Readicide by Tammy

by Tammy

Julie’s post about NY’s test scores came as I began reading Kelly Gallagher’s book Readicide: How Schools Are Killing Reading and What You Can Do About It; I’ve only read the first half of the book, but he makes a compelling argument as to why a sudden improvement in test scores is often a case of smoke and mirrors.  He references an investigation by The Dallas Morning News when elementary schools were making radical improvements from one year to the next, yet when the students went from elementary to middle school, their test scores tanked.  He goes on to say that many of the numbers were not reliable because special education students were not counted, and in one year’s time the number of kids classified as special ed. students more than doubled.  The increased importance on testing worries me.  While I know that we need some sort of standard benchmark to see if teachers are doing their job, I think the current model doesn’t work.  As Gallagher says in the book, we’re “valuing the development of test-takers over the development of lifelong readers”.  All in all, I don’t think that we should diminish the improved scores, but I am skeptical of what it really means.

 
Gallagher speaks in later chapters about over-teaching, something I was definitely guilty of.  When I first started teaching I would give packets of reading comp. questions with each chapter.  Instead of getting my students excited about reading, this over-teaching of the novels had the opposite effect. 
So I did something about it.
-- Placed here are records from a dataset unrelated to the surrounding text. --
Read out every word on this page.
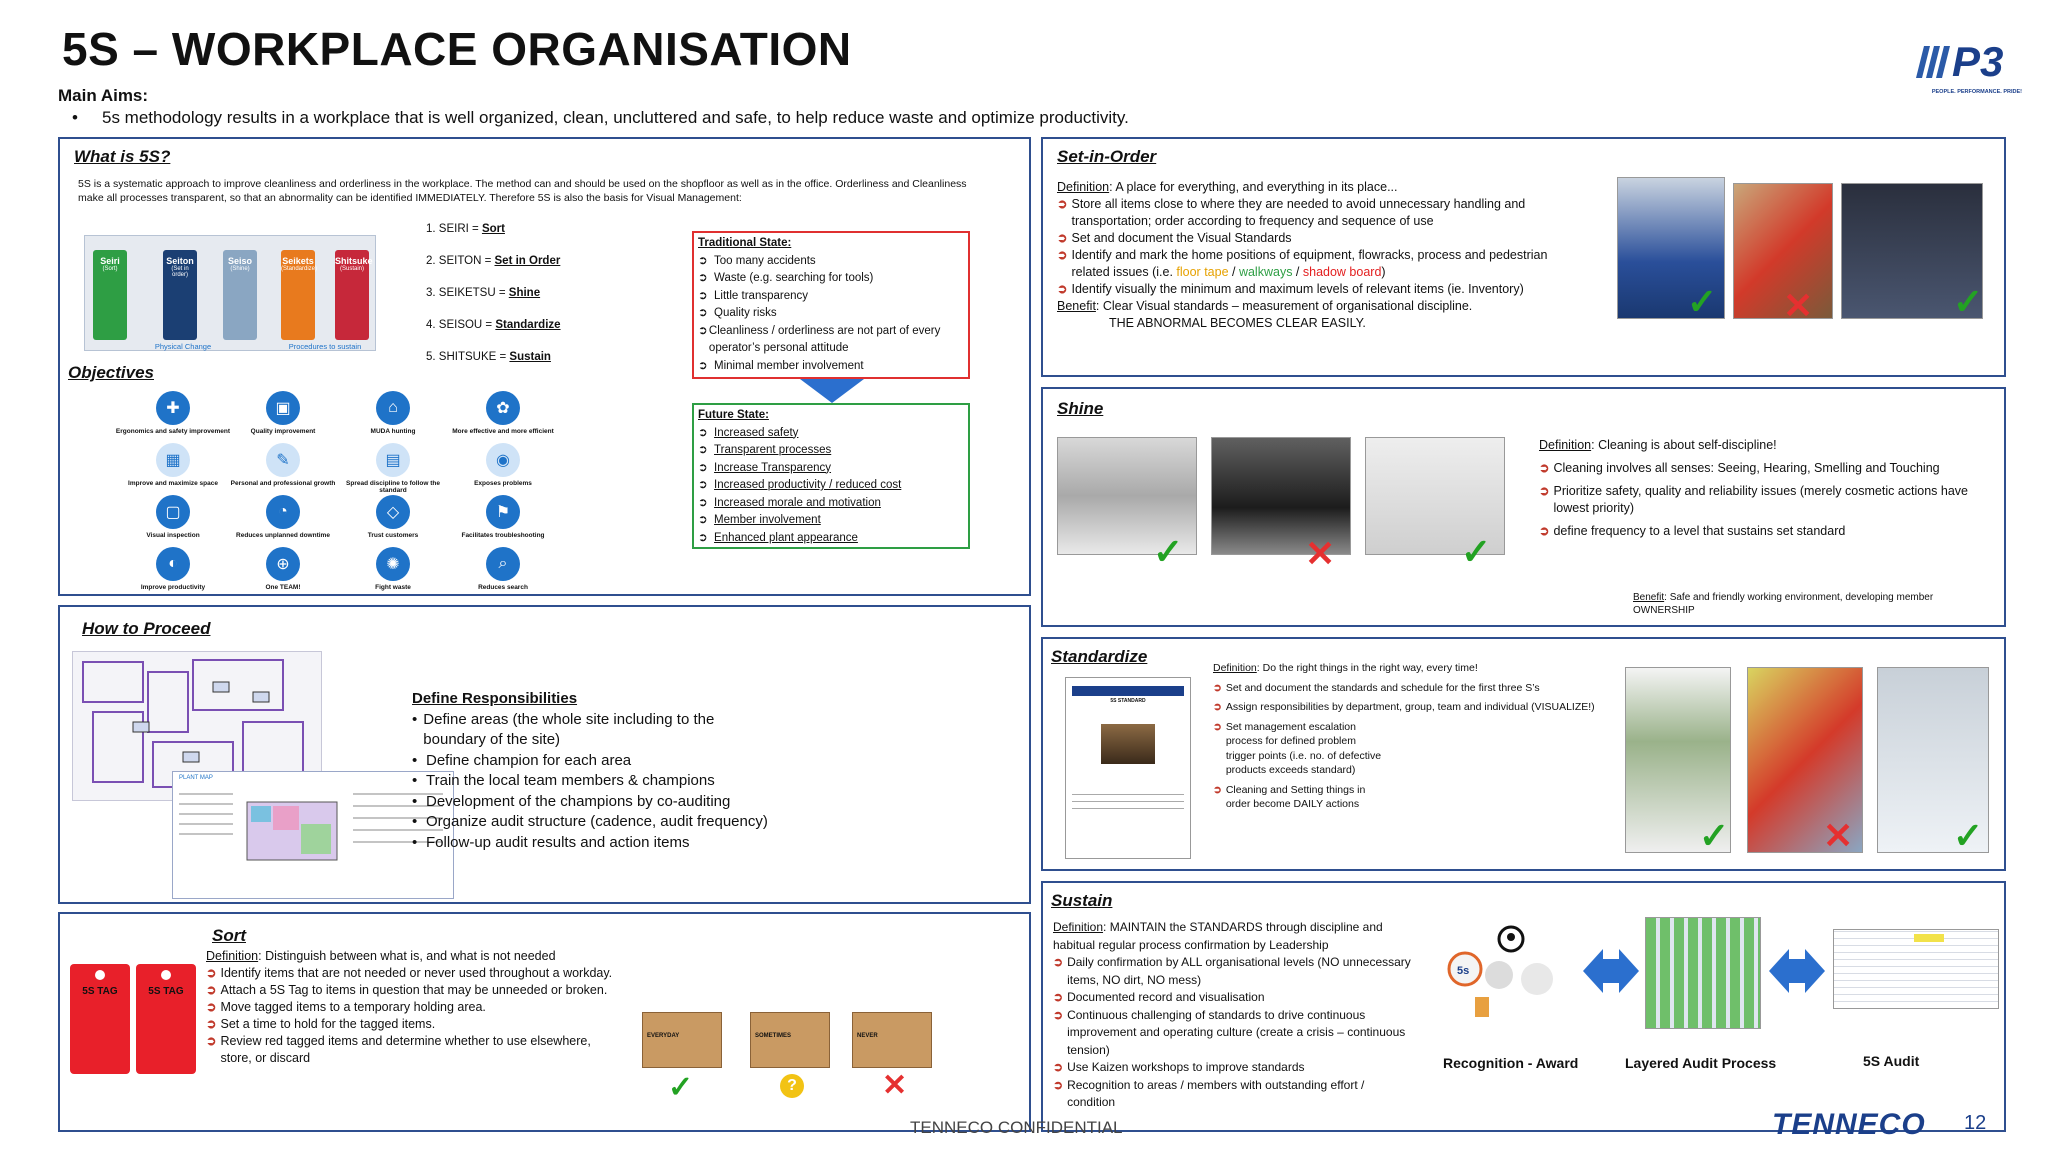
5S – WORKPLACE ORGANISATION
Main Aims:
• 5s methodology results in a workplace that is well organized, clean, uncluttered and safe, to help reduce waste and optimize productivity.
P3
PEOPLE. PERFORMANCE. PRIDE!
What is 5S?
5S is a systematic approach to improve cleanliness and orderliness in the workplace. The method can and should be used on the shopfloor as well as in the office. Orderliness and Cleanliness make all processes transparent, so that an abnormality can be identified IMMEDIATELY. Therefore 5S is also the basis for Visual Management:
Seiri
(Sort)
Seiton
(Set in order)
Seiso
(Shine)
Seikets
(Standardize)
Shitsuke
(Sustain)
Physical Change	Procedures to sustain
1. SEIRI = Sort
2. SEITON = Set in Order
3. SEIKETSU = Shine
4. SEISOU = Standardize
5. SHITSUKE = Sustain
Traditional State:
➲  Too many accidents
➲  Waste (e.g. searching for tools)
➲  Little transparency
➲  Quality risks
➲
Cleanliness / orderliness are not part of every operator’s personal attitude
➲  Minimal member involvement
Future State:
➲  Increased safety
➲  Transparent processes
➲  Increase Transparency
➲  Increased productivity / reduced cost
➲  Increased morale and motivation
➲  Member involvement
➲  Enhanced plant appearance
Objectives
✚
Ergonomics and safety improvement
▣
Quality improvement
⌂
MUDA hunting
✿
More effective and more efficient
▦
Improve and maximize space
✎
Personal and professional growth
▤
Spread discipline to follow the standard
◉
Exposes problems
▢
Visual inspection
◔
Reduces unplanned downtime
◇
Trust customers
⚑
Facilitates troubleshooting
◐
Improve productivity
⊕
One TEAM!
✺
Fight waste
⌕
Reduces search
How to Proceed
PLANT MAP
Define Responsibilities
• Define areas (the whole site including to the boundary of the site)
• Define champion for each area
• Train the local team members & champions
• Development of the champions by co-auditing
• Organize audit structure (cadence, audit frequency)
• Follow-up audit results and action items
Sort
5S TAG	5S TAG
Definition: Distinguish between what is, and what is not needed
➲ Identify items that are not needed or never used throughout a workday.
➲ Attach a 5S Tag to items in question that may be unneeded or broken.
➲ Move tagged items to a temporary holding area.
➲ Set a time to hold for the tagged items.
➲ Review red tagged items and determine whether to use elsewhere, store, or discard
EVERYDAY	SOMETIMES	NEVER
✓	?	✕
Set-in-Order
Definition: A place for everything, and everything in its place...
➲ Store all items close to where they are needed to avoid unnecessary handling and transportation; order according to frequency and sequence of use
➲ Set and document the Visual Standards
➲ Identify and mark the home positions of equipment, flowracks, process and pedestrian related issues (i.e. floor tape / walkways / shadow board)
➲ Identify visually the minimum and maximum levels of relevant items (ie. Inventory)
Benefit: Clear Visual standards – measurement of organisational discipline.
THE ABNORMAL BECOMES CLEAR EASILY.
✓ ✕	✓
Shine
✓	✕	✓
Definition: Cleaning is about self-discipline!
➲ Cleaning involves all senses: Seeing, Hearing, Smelling and Touching
➲ Prioritize safety, quality and reliability issues (merely cosmetic actions have lowest priority)
➲ define frequency to a level that sustains set standard
Benefit: Safe and friendly working environment, developing member OWNERSHIP
Standardize
5S STANDARD
Definition: Do the right things in the right way, every time!
➲ Set and document the standards and schedule for the first three S’s
➲ Assign responsibilities by department, group, team and individual (VISUALIZE!)
➲ Set management escalation process for defined problem trigger points (i.e. no. of defective products exceeds standard)
➲ Cleaning and Setting things in order become DAILY actions
✓	✕	✓
Sustain
Definition: MAINTAIN the STANDARDS through discipline and habitual regular process confirmation by Leadership
➲ Daily confirmation by ALL organisational levels (NO unnecessary items, NO dirt, NO mess)
➲ Documented record and visualisation
➲ Continuous challenging of standards to drive continuous improvement and operating culture (create a crisis – continuous tension)
➲ Use Kaizen workshops to improve standards
➲ Recognition to areas / members with outstanding effort / condition
5s
Recognition - Award	Layered Audit Process	5S Audit
TENNECO CONFIDENTIAL	TENNECO 12
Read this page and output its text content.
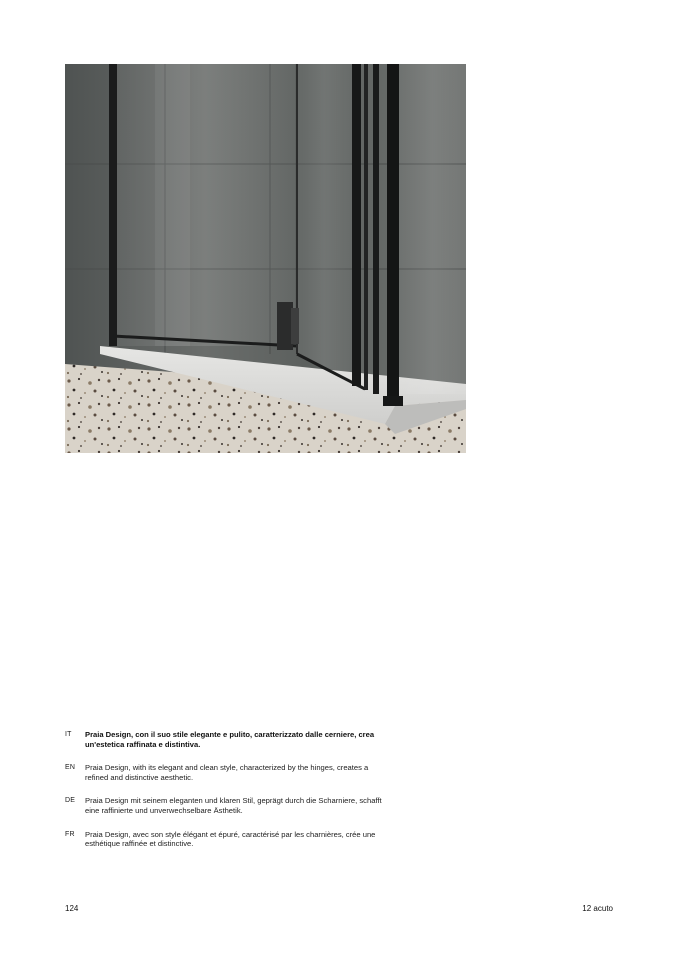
IT	Praia Design, con il suo stile elegante e pulito, caratterizzato dalle cerniere, crea un'estetica raffinata e distintiva.
EN	Praia Design, with its elegant and clean style, characterized by the hinges, creates a refined and distinctive aesthetic.
DE	Praia Design mit seinem eleganten und klaren Stil, geprägt durch die Scharniere, schafft eine raffinierte und unverwechselbare Ästhetik.
FR	Praia Design, avec son style élégant et épuré, caractérisé par les charnières, crée une esthétique raffinée et distinctive.
124	12 acuto
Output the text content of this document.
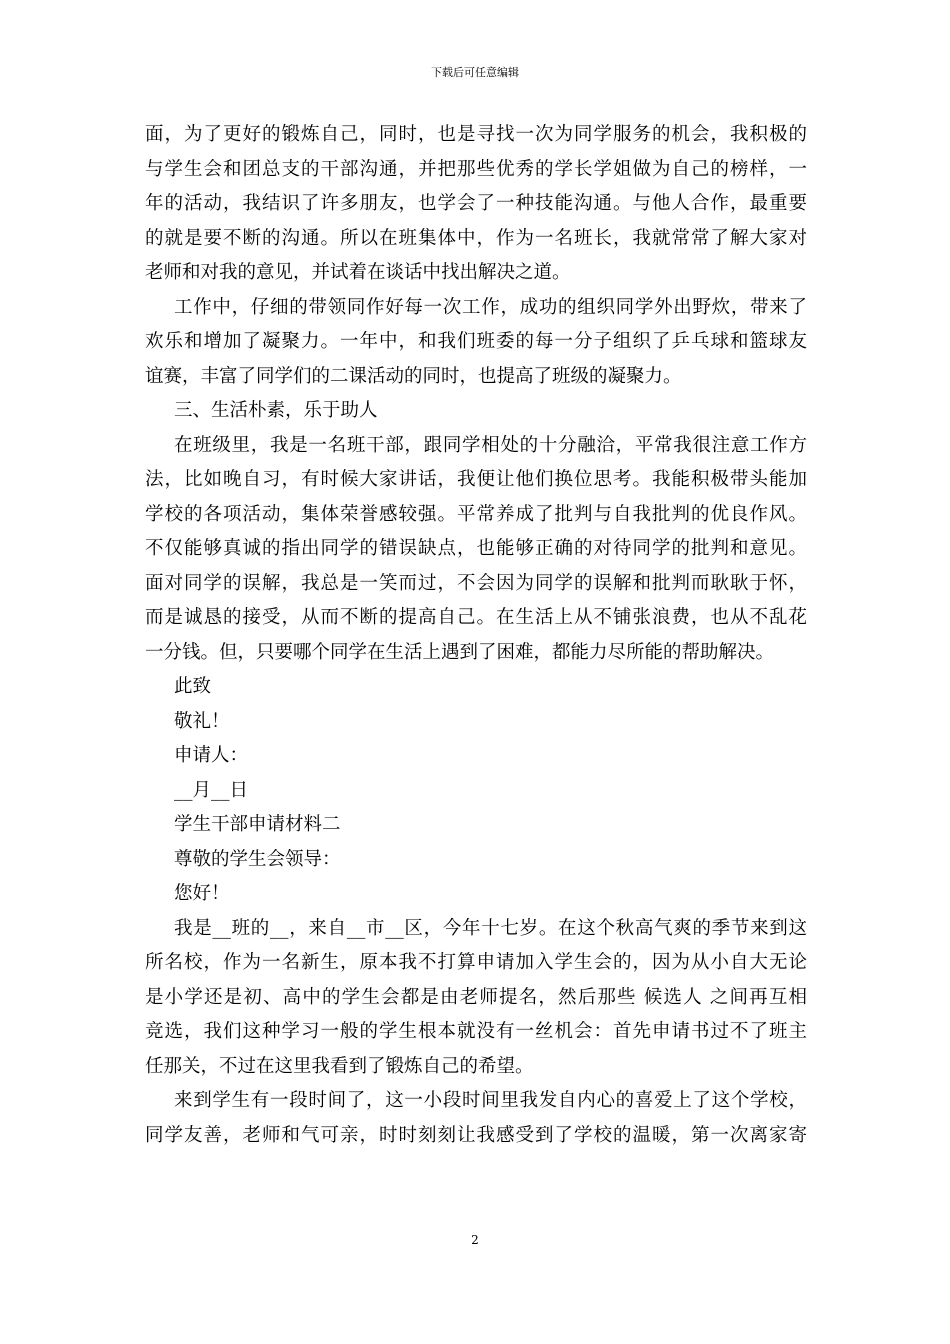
下载后可任意编辑
面，为了更好的锻炼自己，同时，也是寻找一次为同学服务的机会，我积极的
与学生会和团总支的干部沟通，并把那些优秀的学长学姐做为自己的榜样，一
年的活动，我结识了许多朋友，也学会了一种技能沟通。与他人合作，最重要
的就是要不断的沟通。所以在班集体中，作为一名班长，我就常常了解大家对
老师和对我的意见，并试着在谈话中找出解决之道。
工作中，仔细的带领同作好每一次工作，成功的组织同学外出野炊，带来了
欢乐和增加了凝聚力。一年中，和我们班委的每一分子组织了乒乓球和篮球友
谊赛，丰富了同学们的二课活动的同时，也提高了班级的凝聚力。
三、生活朴素，乐于助人
在班级里，我是一名班干部，跟同学相处的十分融洽，平常我很注意工作方
法，比如晚自习，有时候大家讲话，我便让他们换位思考。我能积极带头能加
学校的各项活动，集体荣誉感较强。平常养成了批判与自我批判的优良作风。
不仅能够真诚的指出同学的错误缺点，也能够正确的对待同学的批判和意见。
面对同学的误解，我总是一笑而过，不会因为同学的误解和批判而耿耿于怀，
而是诚恳的接受，从而不断的提高自己。在生活上从不铺张浪费，也从不乱花
一分钱。但，只要哪个同学在生活上遇到了困难，都能力尽所能的帮助解决。
此致
敬礼！
申请人：
__月__日
学生干部申请材料二
尊敬的学生会领导：
您好！
我是__班的__，来自__市__区，今年十七岁。在这个秋高气爽的季节来到这
所名校，作为一名新生，原本我不打算申请加入学生会的，因为从小自大无论
是小学还是初、高中的学生会都是由老师提名，然后那些 候选人 之间再互相
竞选，我们这种学习一般的学生根本就没有一丝机会：首先申请书过不了班主
任那关，不过在这里我看到了锻炼自己的希望。
来到学生有一段时间了，这一小段时间里我发自内心的喜爱上了这个学校，
同学友善，老师和气可亲，时时刻刻让我感受到了学校的温暖，第一次离家寄
2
I implemented IRP, Independent Reading Projects, into the curriculum 3 years ago.  They have 2 of them a year: one that is almost totally open-ended and the other is genre specific.  They have to submit their reading selection for review, and I’ve banned some YA series (No Gossip Girl or Cirque du Freak). More importantly, I let them read in class.  Each year I’m blown away by the delight in the students’ eyes when I tell them that every Friday we are going to simply read a book of their choosing in class. With the extensive after-school schedules of most of my students, setting aside 45 minutes to sit quietly and read a good book rarely, if ever, happens.  I’m lucky because as a teacher in an independent school, we don’t teach to the test.  I get to pick the novels that I want to teach, teach them in whatever order I choose, and drop books when I feel like it.  This year I’m going to add a unit on graphic novels to try and trick some of my more reluctant male students into becoming readers.  We’ll see if it works.